O embate entre empresas e governos estaduais em torno de concessões de licença ambiental para projetos de grande porte ultrapassou as questões técnicas e ganhou contornos políticos. É o que está ocorrendo, no momento, com duas grandes empresas - a Petrobrás e a Companhia Vale do Rio Doce (CVRD).

A Petrobrás trava uma batalha com a governadora do Rio de Janeiro, Rosinha Garotinho (PMDB), em torno da obtenção de licença para construção de um oleoduto que escoará o petróleo da Bacia de Campos até São Paulo. A Vale, por sua vez, está numa queda de braço com o governador do Pará, Simão Jatene (PSDB), com o objetivo de conseguir o aval para a construção de um mineroduto, que levará a bauxita de Paragominas a Barcarena e a licença para exploração da mina. A CVRD aguarda que o Estado convoque uma reunião do Conselho Estadual de Meio Ambiente para a liberação da licença. Mas o governo não deu sinais de que pretende marcar uma data a curto prazo.

Apesar de projetos distintos, as situações das duas empresas se assemelham na forma como vêm sendo conduzidas. Petrobrás e Vale acusam os respectivos governos de usar a questão ambiental como moeda de troca política. No Rio, a direção da estatal afirma que a governadora Rosinha vem criando barreiras na área ambiental como forma de pressão para a construção de uma refinaria no Estado. A refinaria, nessa linha de raciocínio, seria usada na campanha eleitoral em 2005.

A tese é rechaçada pelo governo. Mas Rosinha insiste em que a Petrobrás elabore um projeto de desenvolvimento permanente para o Norte fluminense, sob o argumento de que o oleoduto pode comprometer o desenvolvimento da região no futuro, quando a exploração de petróleo não for mais viável. Além disso, no final do ano passado, o governo do Rio sancionou uma lei determinando que a construção de qualquer oleoduto no estado, com diâmetro igual ou superior a 30 polegadas, terá de ser aprovada pela Assembléia Legislativa.
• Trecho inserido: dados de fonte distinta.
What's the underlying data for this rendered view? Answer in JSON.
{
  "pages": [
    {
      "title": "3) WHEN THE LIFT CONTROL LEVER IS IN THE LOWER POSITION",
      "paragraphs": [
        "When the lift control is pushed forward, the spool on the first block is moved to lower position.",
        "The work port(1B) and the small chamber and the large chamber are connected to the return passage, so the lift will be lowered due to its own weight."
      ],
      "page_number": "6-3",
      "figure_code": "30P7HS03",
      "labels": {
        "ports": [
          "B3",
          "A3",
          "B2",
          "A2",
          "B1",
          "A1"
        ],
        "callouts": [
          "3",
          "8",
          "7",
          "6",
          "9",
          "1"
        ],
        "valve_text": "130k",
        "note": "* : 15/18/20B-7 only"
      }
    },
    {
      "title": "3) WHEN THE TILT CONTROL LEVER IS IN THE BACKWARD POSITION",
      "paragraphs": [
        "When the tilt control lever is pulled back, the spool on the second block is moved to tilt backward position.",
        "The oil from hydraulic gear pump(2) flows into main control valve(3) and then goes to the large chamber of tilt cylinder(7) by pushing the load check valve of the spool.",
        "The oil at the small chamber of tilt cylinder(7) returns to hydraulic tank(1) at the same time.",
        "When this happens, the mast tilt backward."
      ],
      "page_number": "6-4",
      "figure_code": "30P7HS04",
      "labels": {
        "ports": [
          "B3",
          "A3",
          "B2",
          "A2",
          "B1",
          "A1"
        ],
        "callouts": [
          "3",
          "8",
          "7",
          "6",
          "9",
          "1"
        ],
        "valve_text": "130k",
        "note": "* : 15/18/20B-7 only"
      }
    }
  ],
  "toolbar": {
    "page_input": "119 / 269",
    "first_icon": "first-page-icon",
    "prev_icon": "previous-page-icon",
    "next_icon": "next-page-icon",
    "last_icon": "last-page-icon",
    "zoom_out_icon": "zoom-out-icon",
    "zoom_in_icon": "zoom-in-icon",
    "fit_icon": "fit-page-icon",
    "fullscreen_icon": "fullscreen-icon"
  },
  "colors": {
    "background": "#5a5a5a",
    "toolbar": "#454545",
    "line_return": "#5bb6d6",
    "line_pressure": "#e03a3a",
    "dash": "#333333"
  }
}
A decisão sobre o local onde a refinaria será instalada ainda não foi tomada, mas, internamente, a Petrobrás já definiu que não será no Rio. Diante do impasse em relação ao oleoduto, a empresa partiu para a estratégia de divulgar o projeto e obter a adesão da opinião pública. Serão investidos R$ 4,65 bilhões, com conteúdo nacional mínimo de 70%, a maior parcela no próprio Estado do Rio e 34 mil empregos vão ser gerados durante a sua construção. Além disso, o oleoduto vai elevar o pagamento de royalties para os 19 municípios localizados ao longo do duto.

O Instituto Brasileiro do Meio Ambiente e dos Recursos Naturais Renováveis (Ibama) ainda está analisando o projeto ambiental, mas o governo do Rio alega que a decisão terá que ser do órgão estadual, a Fundação Estadual de Engenharia do Meio Ambiente (Feema). Para a direção do Ibama, no entanto, a exigência não tem respaldo legal. "As competências estão bem claras na legislação ambiental. Quando um projeto tem impacto em dois ou mais estados, a competência é do Ibama", disse o diretor substituto da área de licença ambiental do Instituto, Luiz Felippe Kunz Júnior. A construção do oleoduto se enquadra nesse caso, uma vez que ligará o Rio a São Paulo.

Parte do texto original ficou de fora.